Ross notes that these excessive fee cases have started to divide themselves fairly neatly into a few different categories.
“The most active sub-category is probably the lawsuits being filed against financial services providers regarding self-dealing within their own retirement plans,” Ross observes. “During 2017 we saw the district courts react in a fairly open manner to these allegations. Many of the cases, as we have discussed during the year, have avoided various preliminary motions to dismiss.
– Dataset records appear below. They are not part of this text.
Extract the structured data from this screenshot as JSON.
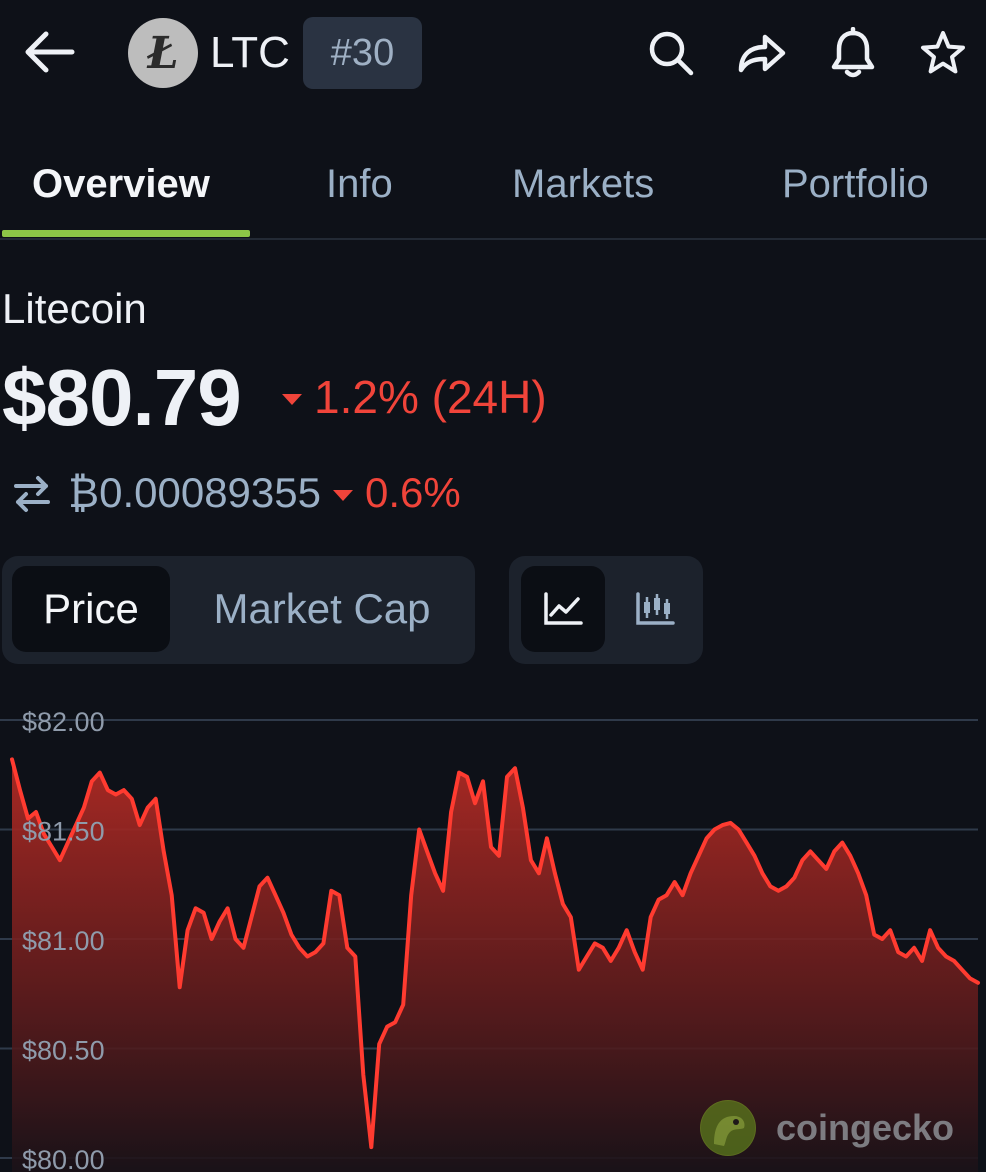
{
  "header": {
    "symbol": "LTC",
    "rank": "#30",
    "logo_letter": "Ł",
    "icons": [
      "back-arrow-icon",
      "search-icon",
      "share-icon",
      "bell-icon",
      "star-icon"
    ]
  },
  "tabs": [
    {
      "label": "Overview",
      "active": true
    },
    {
      "label": "Info",
      "active": false
    },
    {
      "label": "Markets",
      "active": false
    },
    {
      "label": "Portfolio",
      "active": false
    }
  ],
  "coin": {
    "name": "Litecoin",
    "price": "$80.79",
    "change_24h": "1.2% (24H)",
    "btc_price": "₿0.00089355",
    "btc_change": "0.6%"
  },
  "toggles": {
    "metric": [
      "Price",
      "Market Cap"
    ],
    "metric_active": "Price",
    "chart_style_icons": [
      "line-chart-icon",
      "candlestick-chart-icon"
    ]
  },
  "watermark": {
    "text": "coingecko"
  },
  "colors": {
    "background": "#0e1118",
    "accent_green": "#8dc647",
    "negative_red": "#f0443a",
    "muted_text": "#9bb0c6"
  },
  "chart_data": {
    "type": "area",
    "y_ticks": [
      "$82.00",
      "$81.50",
      "$81.00",
      "$80.50",
      "$80.00"
    ],
    "ylim": [
      80.0,
      82.0
    ],
    "grid": true,
    "x": [
      0,
      1,
      2,
      3,
      4,
      5,
      6,
      7,
      8,
      9,
      10,
      11,
      12,
      13,
      14,
      15,
      16,
      17,
      18,
      19,
      20,
      21,
      22,
      23,
      24,
      25,
      26,
      27,
      28,
      29,
      30,
      31,
      32,
      33,
      34,
      35,
      36,
      37,
      38,
      39,
      40,
      41,
      42,
      43,
      44,
      45,
      46,
      47,
      48,
      49,
      50,
      51,
      52,
      53,
      54,
      55,
      56,
      57,
      58,
      59,
      60,
      61,
      62,
      63,
      64,
      65,
      66,
      67,
      68,
      69,
      70,
      71,
      72,
      73,
      74,
      75,
      76,
      77,
      78,
      79,
      80,
      81,
      82,
      83,
      84,
      85,
      86,
      87,
      88,
      89,
      90,
      91,
      92,
      93,
      94,
      95,
      96,
      97,
      98,
      99,
      100,
      101,
      102,
      103,
      104,
      105,
      106,
      107,
      108,
      109,
      110,
      111,
      112,
      113,
      114,
      115,
      116,
      117,
      118,
      119,
      120,
      121
    ],
    "values": [
      81.82,
      81.68,
      81.55,
      81.58,
      81.48,
      81.42,
      81.36,
      81.44,
      81.52,
      81.6,
      81.72,
      81.76,
      81.68,
      81.66,
      81.68,
      81.64,
      81.52,
      81.6,
      81.64,
      81.4,
      81.2,
      80.78,
      81.04,
      81.14,
      81.12,
      81.0,
      81.08,
      81.14,
      81.0,
      80.96,
      81.1,
      81.24,
      81.28,
      81.2,
      81.12,
      81.02,
      80.96,
      80.92,
      80.94,
      80.98,
      81.22,
      81.2,
      80.96,
      80.92,
      80.38,
      80.05,
      80.52,
      80.6,
      80.62,
      80.7,
      81.2,
      81.5,
      81.4,
      81.3,
      81.22,
      81.58,
      81.76,
      81.74,
      81.62,
      81.72,
      81.42,
      81.38,
      81.74,
      81.78,
      81.6,
      81.36,
      81.3,
      81.46,
      81.3,
      81.16,
      81.1,
      80.86,
      80.92,
      80.98,
      80.96,
      80.9,
      80.96,
      81.04,
      80.94,
      80.86,
      81.1,
      81.18,
      81.2,
      81.26,
      81.2,
      81.3,
      81.38,
      81.46,
      81.5,
      81.52,
      81.53,
      81.5,
      81.44,
      81.38,
      81.3,
      81.24,
      81.22,
      81.24,
      81.28,
      81.36,
      81.4,
      81.36,
      81.32,
      81.4,
      81.44,
      81.38,
      81.3,
      81.2,
      81.02,
      81.0,
      81.04,
      80.94,
      80.92,
      80.96,
      80.9,
      81.04,
      80.96,
      80.92,
      80.9,
      80.86,
      80.82,
      80.8
    ]
  }
}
As a result there are cases involving Franklin Templeton, Allianz, BBT, and Deutsche Bank, just to name a few, that will likely move ahead in 2018.”
According to Ross, these proprietary fund lawsuits are viewed by plaintiffs’ firms as “one of the types of excessive fee cases that are likely to get past motions to dismiss.” And so it stands to reason that more—potentially many more—of these lawsuits are on the way.
At a high level, Ross says trends in ERISA litigation tend to be driven by the financial environment.
“When you have a strong stock market, you see employers get attacked for having active management and paying excessive fees,” she explains. “But as the stock market inevitably weakens, you see claims about the failure to offer diversified and defensive lineup. So it’s tough to give employers general guidance about how to protect themselves.”
Ross expects some of the nearly two dozen lawsuits involving 403(b) plans that have emerged in the last several years will move ahead next year: “All but the lawsuit against Penn have escaped preliminary dismissal. The outcomes of these cases could send down some new guidelines on 403(b)s, particularly on the question of whether or not you should have multiple recordkeepers.”
Ross says she is also eager to see how the states’ efforts to offer their own retirement plans may run into ERISA preemption issues. In particular, she will be watching a lawsuit filed to halt the establishment of the Oregon Saves program, which is one of the state-run retirement programs for the private sector which has progressed furthest along. Something else that is important to watch in 2018, Ross says, is the “testing of remedies.”
“Across all of these cases there will be very important procedural issues that could be addressed, and there will be testing of remedies. By this I mean, there will be a testing of what appropriate relief for various allegations and outcomes might be,” Ross says. “If you look at the settlements and decisions that have come down in recent years, we’ve been all over the map in terms of the outcomes. Honestly I don’t know that we could reach anything like uniformity here.”
Ross’ overall assessment is that the litigation environment will indeed remain litigious next year. She says plan advisers and sponsors together are “trying really hard to manage risk in this environment. It’s like the game of Whack-a-Mole trying to manage all the different correlated risks. That’s the time we’re in right now.”